Percival était un homme fiable, puissant, sûr de lui. Un homme sur lequel elle pourrait compter, toujours. Il le lui avait déjà prouvé. Mais surtout, c'était un homme brisé, comme elle. Elle le sentait à la manière désespérée qu'il avait de l'embrasser et de l'agripper. C'était un loup forcé à la solitude ; un oméga trop concentré sur sa protection et ses ambitions pour rechercher une meute mais qui, inconsciemment, rêvait de changer sa condition. Tout comme elle.

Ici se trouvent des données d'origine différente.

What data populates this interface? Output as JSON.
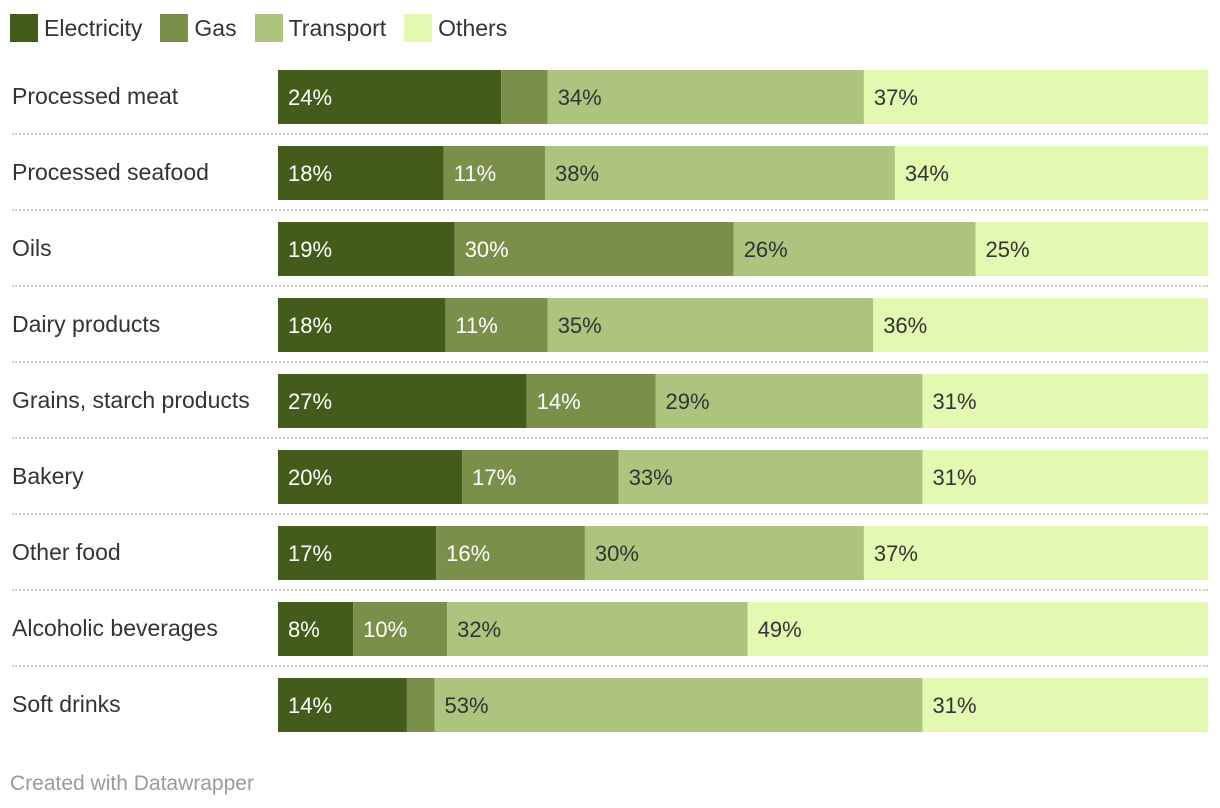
{
  "chart_data": {
    "type": "bar",
    "orientation": "horizontal",
    "stacked": true,
    "categories": [
      "Processed meat",
      "Processed seafood",
      "Oils",
      "Dairy products",
      "Grains, starch products",
      "Bakery",
      "Other food",
      "Alcoholic beverages",
      "Soft drinks"
    ],
    "series": [
      {
        "name": "Electricity",
        "color": "#445c1b",
        "values": [
          24,
          18,
          19,
          18,
          27,
          20,
          17,
          8,
          14
        ]
      },
      {
        "name": "Gas",
        "color": "#7a8f49",
        "values": [
          5,
          11,
          30,
          11,
          14,
          17,
          16,
          10,
          3
        ]
      },
      {
        "name": "Transport",
        "color": "#adc47f",
        "values": [
          34,
          38,
          26,
          35,
          29,
          33,
          30,
          32,
          53
        ]
      },
      {
        "name": "Others",
        "color": "#e3f8b0",
        "values": [
          37,
          34,
          25,
          36,
          31,
          31,
          37,
          49,
          31
        ]
      }
    ],
    "data_labels": [
      [
        "24%",
        "",
        "34%",
        "37%"
      ],
      [
        "18%",
        "11%",
        "38%",
        "34%"
      ],
      [
        "19%",
        "30%",
        "26%",
        "25%"
      ],
      [
        "18%",
        "11%",
        "35%",
        "36%"
      ],
      [
        "27%",
        "14%",
        "29%",
        "31%"
      ],
      [
        "20%",
        "17%",
        "33%",
        "31%"
      ],
      [
        "17%",
        "16%",
        "30%",
        "37%"
      ],
      [
        "8%",
        "10%",
        "32%",
        "49%"
      ],
      [
        "14%",
        "",
        "53%",
        "31%"
      ]
    ],
    "label_colors": [
      "#ffffff",
      "#ffffff",
      "#333333",
      "#333333"
    ],
    "xlim": [
      0,
      100
    ],
    "legend": "top-left"
  },
  "footer": "Created with Datawrapper"
}
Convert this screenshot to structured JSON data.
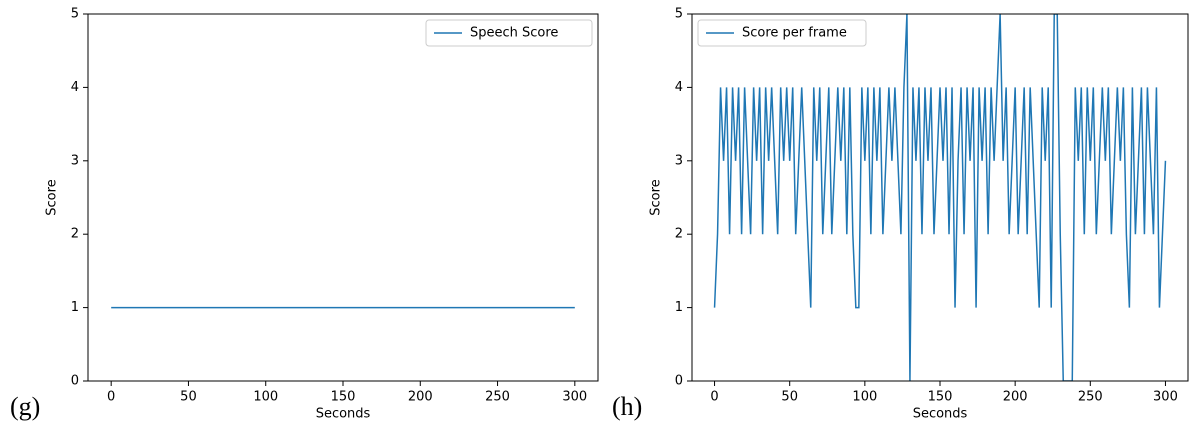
{
  "chart_data": [
    {
      "type": "line",
      "panel_label": "(g)",
      "xlabel": "Seconds",
      "ylabel": "Score",
      "x": [
        0,
        300
      ],
      "series": [
        {
          "name": "Speech Score",
          "color": "#1f77b4",
          "values": [
            1,
            1
          ]
        }
      ],
      "xlim": [
        -15,
        315
      ],
      "ylim": [
        0,
        5
      ],
      "xticks": [
        0,
        50,
        100,
        150,
        200,
        250,
        300
      ],
      "yticks": [
        0,
        1,
        2,
        3,
        4,
        5
      ],
      "legend": "upper right"
    },
    {
      "type": "line",
      "panel_label": "(h)",
      "xlabel": "Seconds",
      "ylabel": "Score",
      "x": [
        0,
        2,
        4,
        6,
        8,
        10,
        12,
        14,
        16,
        18,
        20,
        22,
        24,
        26,
        28,
        30,
        32,
        34,
        36,
        38,
        40,
        42,
        44,
        46,
        48,
        50,
        52,
        54,
        56,
        58,
        60,
        62,
        64,
        66,
        68,
        70,
        72,
        74,
        76,
        78,
        80,
        82,
        84,
        86,
        88,
        90,
        92,
        94,
        96,
        98,
        100,
        102,
        104,
        106,
        108,
        110,
        112,
        114,
        116,
        118,
        120,
        122,
        124,
        126,
        128,
        130,
        132,
        134,
        136,
        138,
        140,
        142,
        144,
        146,
        148,
        150,
        152,
        154,
        156,
        158,
        160,
        162,
        164,
        166,
        168,
        170,
        172,
        174,
        176,
        178,
        180,
        182,
        184,
        186,
        188,
        190,
        192,
        194,
        196,
        198,
        200,
        202,
        204,
        206,
        208,
        210,
        212,
        214,
        216,
        218,
        220,
        222,
        224,
        226,
        228,
        230,
        232,
        234,
        236,
        238,
        240,
        242,
        244,
        246,
        248,
        250,
        252,
        254,
        256,
        258,
        260,
        262,
        264,
        266,
        268,
        270,
        272,
        274,
        276,
        278,
        280,
        282,
        284,
        286,
        288,
        290,
        292,
        294,
        296,
        298,
        300
      ],
      "series": [
        {
          "name": "Score per frame",
          "color": "#1f77b4",
          "values": [
            1,
            2,
            4,
            3,
            4,
            2,
            4,
            3,
            4,
            2,
            4,
            3,
            2,
            4,
            3,
            4,
            2,
            4,
            3,
            4,
            3,
            2,
            4,
            3,
            4,
            3,
            4,
            2,
            3,
            4,
            3,
            2,
            1,
            4,
            3,
            4,
            2,
            3,
            4,
            2,
            3,
            4,
            3,
            4,
            2,
            4,
            2,
            1,
            1,
            4,
            3,
            4,
            2,
            4,
            3,
            4,
            2,
            3,
            4,
            3,
            4,
            3,
            2,
            4,
            5,
            0,
            4,
            3,
            4,
            2,
            4,
            3,
            4,
            2,
            3,
            4,
            3,
            4,
            2,
            4,
            1,
            3,
            4,
            2,
            4,
            3,
            4,
            1,
            4,
            3,
            4,
            2,
            4,
            3,
            4,
            5,
            3,
            4,
            2,
            3,
            4,
            2,
            3,
            4,
            2,
            4,
            3,
            2,
            1,
            4,
            3,
            4,
            1,
            5,
            5,
            2,
            0,
            0,
            0,
            0,
            4,
            3,
            4,
            2,
            4,
            3,
            4,
            2,
            3,
            4,
            3,
            4,
            2,
            3,
            4,
            3,
            4,
            2,
            1,
            4,
            2,
            3,
            4,
            2,
            4,
            3,
            2,
            4,
            1,
            2,
            3
          ]
        }
      ],
      "xlim": [
        -15,
        315
      ],
      "ylim": [
        0,
        5
      ],
      "xticks": [
        0,
        50,
        100,
        150,
        200,
        250,
        300
      ],
      "yticks": [
        0,
        1,
        2,
        3,
        4,
        5
      ],
      "legend": "upper left"
    }
  ]
}
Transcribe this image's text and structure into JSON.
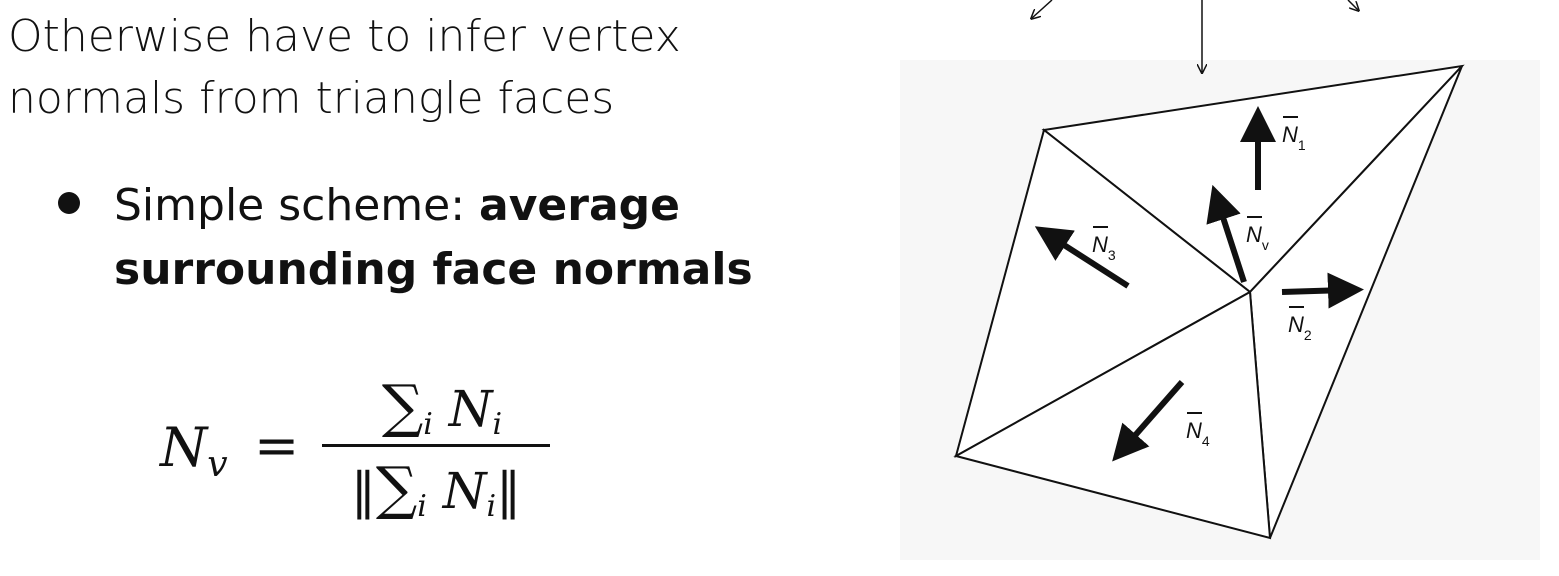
{
  "heading": {
    "line1": "Otherwise have to infer vertex",
    "line2": "normals from triangle faces"
  },
  "bullet": {
    "prefix": "Simple scheme: ",
    "bold_line1": "average",
    "bold_line2": "surrounding face normals"
  },
  "formula": {
    "lhs": "N",
    "lhs_sub": "v",
    "equals": "=",
    "num_sum": "∑",
    "num_index": "i",
    "num_term": "N",
    "num_term_sub": "i",
    "den_open": "‖",
    "den_sum": "∑",
    "den_index": "i",
    "den_term": "N",
    "den_term_sub": "i",
    "den_close": "‖"
  },
  "figure": {
    "labels": {
      "n1": "N",
      "n1_sub": "1",
      "n2": "N",
      "n2_sub": "2",
      "n3": "N",
      "n3_sub": "3",
      "n4": "N",
      "n4_sub": "4",
      "nv": "N",
      "nv_sub": "v"
    }
  }
}
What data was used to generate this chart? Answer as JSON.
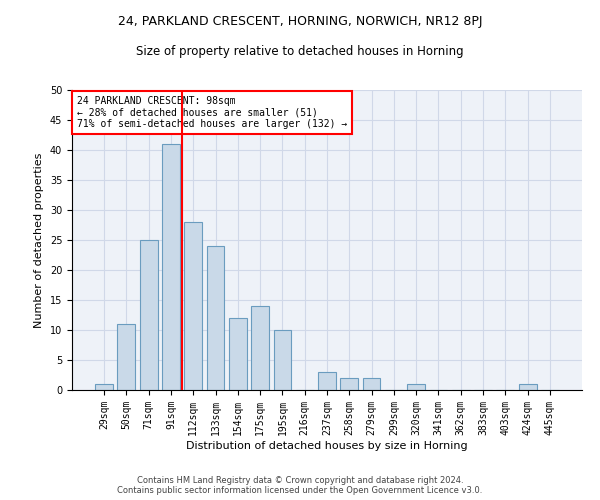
{
  "title1": "24, PARKLAND CRESCENT, HORNING, NORWICH, NR12 8PJ",
  "title2": "Size of property relative to detached houses in Horning",
  "xlabel": "Distribution of detached houses by size in Horning",
  "ylabel": "Number of detached properties",
  "bar_categories": [
    "29sqm",
    "50sqm",
    "71sqm",
    "91sqm",
    "112sqm",
    "133sqm",
    "154sqm",
    "175sqm",
    "195sqm",
    "216sqm",
    "237sqm",
    "258sqm",
    "279sqm",
    "299sqm",
    "320sqm",
    "341sqm",
    "362sqm",
    "383sqm",
    "403sqm",
    "424sqm",
    "445sqm"
  ],
  "bar_values": [
    1,
    11,
    25,
    41,
    28,
    24,
    12,
    14,
    10,
    0,
    3,
    2,
    2,
    0,
    1,
    0,
    0,
    0,
    0,
    1,
    0
  ],
  "bar_color": "#c9d9e8",
  "bar_edge_color": "#6a9cbf",
  "property_line_x": 3.5,
  "annotation_text": "24 PARKLAND CRESCENT: 98sqm\n← 28% of detached houses are smaller (51)\n71% of semi-detached houses are larger (132) →",
  "annotation_box_color": "white",
  "annotation_box_edge_color": "red",
  "vline_color": "red",
  "ylim": [
    0,
    50
  ],
  "yticks": [
    0,
    5,
    10,
    15,
    20,
    25,
    30,
    35,
    40,
    45,
    50
  ],
  "grid_color": "#d0d8e8",
  "background_color": "#eef2f8",
  "footer_text": "Contains HM Land Registry data © Crown copyright and database right 2024.\nContains public sector information licensed under the Open Government Licence v3.0.",
  "title1_fontsize": 9,
  "title2_fontsize": 8.5,
  "xlabel_fontsize": 8,
  "ylabel_fontsize": 8,
  "annotation_fontsize": 7,
  "tick_fontsize": 7
}
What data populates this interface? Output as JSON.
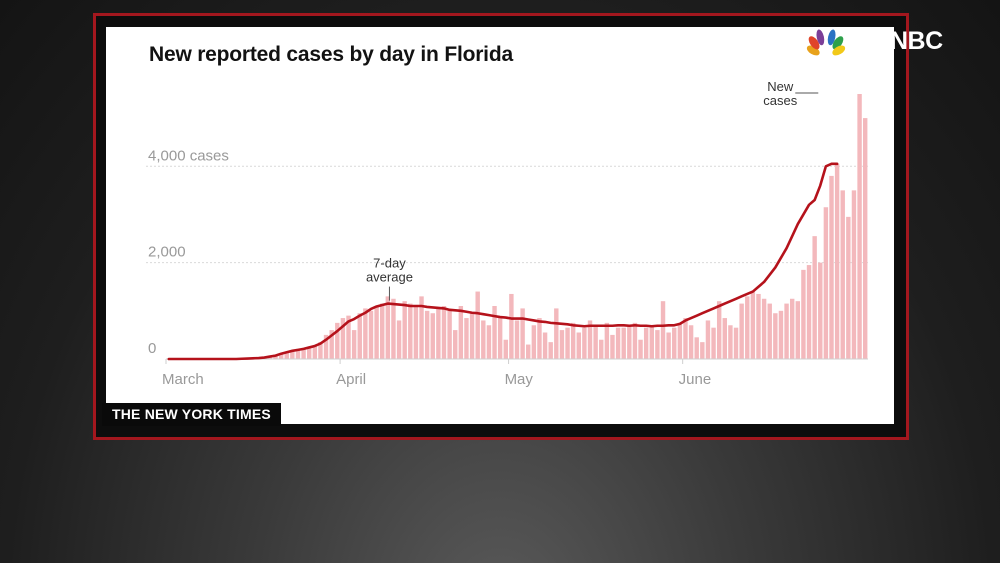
{
  "network": {
    "name": "NBC"
  },
  "caption": "THE NEW YORK TIMES",
  "colors": {
    "bar": "#f3b8bc",
    "line": "#b5121b",
    "frame": "#a3171e",
    "grid": "#d9d9d9",
    "tick": "#999999"
  },
  "chart_data": {
    "type": "bar",
    "title": "New reported cases by day in Florida",
    "xlabel": "",
    "ylabel": "",
    "ylim": [
      0,
      5500
    ],
    "grid": true,
    "y_ticks": [
      {
        "value": 0,
        "label": "0"
      },
      {
        "value": 2000,
        "label": "2,000"
      },
      {
        "value": 4000,
        "label": "4,000 cases"
      }
    ],
    "month_labels": [
      {
        "day_index": 0,
        "label": "March"
      },
      {
        "day_index": 31,
        "label": "April"
      },
      {
        "day_index": 61,
        "label": "May"
      },
      {
        "day_index": 92,
        "label": "June"
      }
    ],
    "annotations": [
      {
        "id": "avg",
        "line1": "7-day",
        "line2": "average",
        "day_index": 40,
        "value": 1150
      },
      {
        "id": "new",
        "line1": "New",
        "line2": "cases",
        "day_index": 116,
        "value": 5500
      }
    ],
    "series": [
      {
        "name": "New cases",
        "kind": "bar",
        "values": [
          5,
          5,
          5,
          5,
          5,
          5,
          5,
          5,
          5,
          5,
          5,
          5,
          5,
          8,
          10,
          15,
          25,
          45,
          60,
          90,
          120,
          150,
          180,
          210,
          230,
          250,
          280,
          350,
          500,
          600,
          750,
          850,
          900,
          600,
          950,
          1050,
          1000,
          1100,
          1150,
          1300,
          1250,
          800,
          1200,
          1150,
          1100,
          1300,
          1000,
          950,
          1050,
          1100,
          1000,
          600,
          1100,
          850,
          950,
          1400,
          800,
          700,
          1100,
          850,
          400,
          1350,
          800,
          1050,
          300,
          700,
          850,
          550,
          350,
          1050,
          600,
          650,
          750,
          550,
          650,
          800,
          700,
          400,
          750,
          500,
          650,
          650,
          700,
          750,
          400,
          650,
          700,
          600,
          1200,
          550,
          650,
          750,
          850,
          700,
          450,
          350,
          800,
          650,
          1200,
          850,
          700,
          650,
          1150,
          1300,
          1400,
          1350,
          1250,
          1150,
          950,
          1000,
          1150,
          1250,
          1200,
          1850,
          1950,
          2550,
          2000,
          3150,
          3800,
          4050,
          3500,
          2950,
          3500,
          5500,
          5000
        ],
        "color": "#f3b8bc"
      },
      {
        "name": "7-day average",
        "kind": "line",
        "values": [
          0,
          0,
          0,
          0,
          0,
          0,
          0,
          0,
          0,
          0,
          0,
          0,
          0,
          5,
          10,
          15,
          20,
          30,
          50,
          70,
          110,
          140,
          170,
          190,
          210,
          240,
          270,
          320,
          400,
          490,
          580,
          680,
          780,
          830,
          900,
          960,
          1040,
          1090,
          1120,
          1150,
          1140,
          1130,
          1120,
          1100,
          1100,
          1100,
          1080,
          1070,
          1060,
          1050,
          1020,
          1010,
          1000,
          980,
          960,
          950,
          930,
          910,
          890,
          870,
          860,
          840,
          840,
          840,
          820,
          800,
          780,
          770,
          750,
          740,
          730,
          720,
          700,
          690,
          680,
          690,
          690,
          690,
          690,
          690,
          700,
          700,
          690,
          700,
          690,
          690,
          680,
          690,
          690,
          700,
          700,
          730,
          800,
          850,
          900,
          950,
          1000,
          1050,
          1100,
          1150,
          1200,
          1250,
          1300,
          1350,
          1400,
          1500,
          1600,
          1750,
          1900,
          2100,
          2300,
          2550,
          2800,
          3000,
          3200,
          3300,
          3600,
          4000,
          4050,
          4050
        ]
      }
    ]
  }
}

La sorcière se laissa alors guider par son corps et c'est donc tout naturellement que, quand elle sentit Percival la hisser sur le comptoir derrière elle, elle se laissa faire. Elle enlaça sa taille de ses jambes, démêla ses cheveux impeccables et observa à travers des yeux mi-clos le noir se mêler au gris tandis que la barbe naissante du sorcier éraflait la peau délicate de son cou. Son peignoir tomba de ses épaules alors que les lèvres de Percival continuaient de descendre le long de son cou puis de son sternum. Elle passa la main sur son torse, sentant la matière douce et fluide de sa chemise suivre ses gestes alors que les mains du sorcier s'égaraient le long de ses cuisses.
Difficilement, elle parvient à murmurer sa demande :
— Emmène-moi dans ma chambre.
Le sorcier releva aussitôt la tête. Ses cheveux étaient emmêlés, ses joues légèrement rosies et ses lèvres entrouvertes.
— Tu es sûr ?, demanda-t-il d'une voix rauque.
Mabel plongea ses yeux foncés dans ceux désormais presque noirs de Percival.
— Je n'ai jamais été aussi sûre de quelque chose depuis longtemps.